X = r * np.sin(theta)
Y = r * np.cos(theta)
Z = f(X, Y)

ax = plt.axes(projection='3d')
ax.plot_surface(X, Y, Z, rstride=1, cstride=1,
                cmap='viridis', edgecolor='none');


# ## Surface Triangulations
# 
# For some applications, the evenly sampled grids required by the preceding routines are too restrictive.
# In these situations, triangulation-based plots can come in handy.
# What if rather than an even draw from a Cartesian or a polar grid, we instead have a set of random draws?

# In[11]:


theta = 2 * np.pi * np.random.random(1000)
r = 6 * np.random.random(1000)
x = np.ravel(r * np.sin(theta))
y = np.ravel(r * np.cos(theta))
z = f(x, y)


# We could create a scatter plot of the points to get an idea of the surface we're sampling from, as shown in the following figure:

# In[12]:


ax = plt.axes(projection='3d')
ax.scatter(x, y, z, c=z, cmap='viridis', linewidth=0.5);


# This point cloud leaves a lot to be desired.
# The function that will help us in this case is `ax.plot_trisurf`, which creates a surface by first finding a set of triangles formed between adjacent points (remember that `x`, `y`, and `z` here are one-dimensional arrays); the following figure shows the result:

# In[13]:


ax = plt.axes(projection='3d')
ax.plot_trisurf(x, y, z,
                cmap='viridis', edgecolor='none');


# The result is certainly not as clean as when it is plotted with a grid, but the flexibility of such a triangulation allows for some really interesting three-dimensional plots.
# For example, it is actually possible to plot a three-dimensional Möbius strip using this, as we'll see next.
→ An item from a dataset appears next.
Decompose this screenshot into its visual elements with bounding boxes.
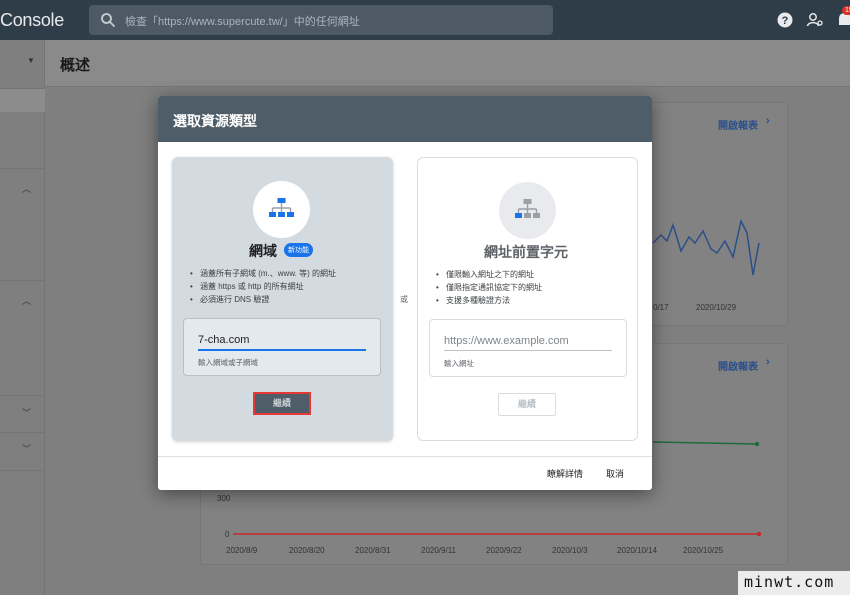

# ## Example: Visualizing a Möbius Strip
# 
# A Möbius strip is similar to a strip of paper glued into a loop with a half-twist, resulting in an object with only a single side!
# Here we will visualize such an object using Matplotlib's three-dimensional tools.
# The key to creating the Möbius strip is to think about its parametrization: it's a two-dimensional strip, so we need two intrinsic dimensions. Let's call them $\theta$, which ranges from $0$ to $2\pi$ around the loop, and $w$, which ranges from –1 to 1 across the width of the strip:

# In[14]:


theta = np.linspace(0, 2 * np.pi, 30)
w = np.linspace(-0.25, 0.25, 8)
w, theta = np.meshgrid(w, theta)


# Now from this parametrization, we must determine the (*x*, *y*, *z*) positions of the embedded strip.
# 
# Thinking about it, we might realize that there are two rotations happening: one is the position of the loop about its center (what we've called $\theta$), while the other is the twisting of the strip about its axis (we'll call this $\phi$). For a Möbius strip, we must have the strip make half a twist during a full loop, or $\Delta\phi = \Delta\theta/2$:

# In[15]:


phi = 0.5 * theta


# Now we use our recollection of trigonometry to derive the three-dimensional embedding.
# We'll define $r$, the distance of each point from the center, and use this to find the embedded $(x, y, z)$ coordinates:

# In[16]:


# radius in x-y plane
r = 1 + w * np.cos(phi)

x = np.ravel(r * np.cos(theta))
y = np.ravel(r * np.sin(theta))
z = np.ravel(w * np.sin(phi))


# Finally, to plot the object, we must make sure the triangulation is correct. The best way to do this is to define the triangulation *within the underlying parametrization*, and then let Matplotlib project this triangulation into the three-dimensional space of the Möbius strip.
# This can be accomplished as follows (see the following figure):

# In[17]:


# triangulate in the underlying parametrization
from matplotlib.tri import Triangulation
tri = Triangulation(np.ravel(w), np.ravel(theta))

ax = plt.axes(projection='3d')
ax.plot_trisurf(x, y, z, triangles=tri.triangles,
                cmap='Greys', linewidths=0.2);

ax.set_xlim(-1, 1); ax.set_ylim(-1, 1); ax.set_zlim(-1, 1)
ax.axis('off');


# Combining all of these techniques, it is possible to create and display a wide variety of three-dimensional objects and patterns in Matplotlib.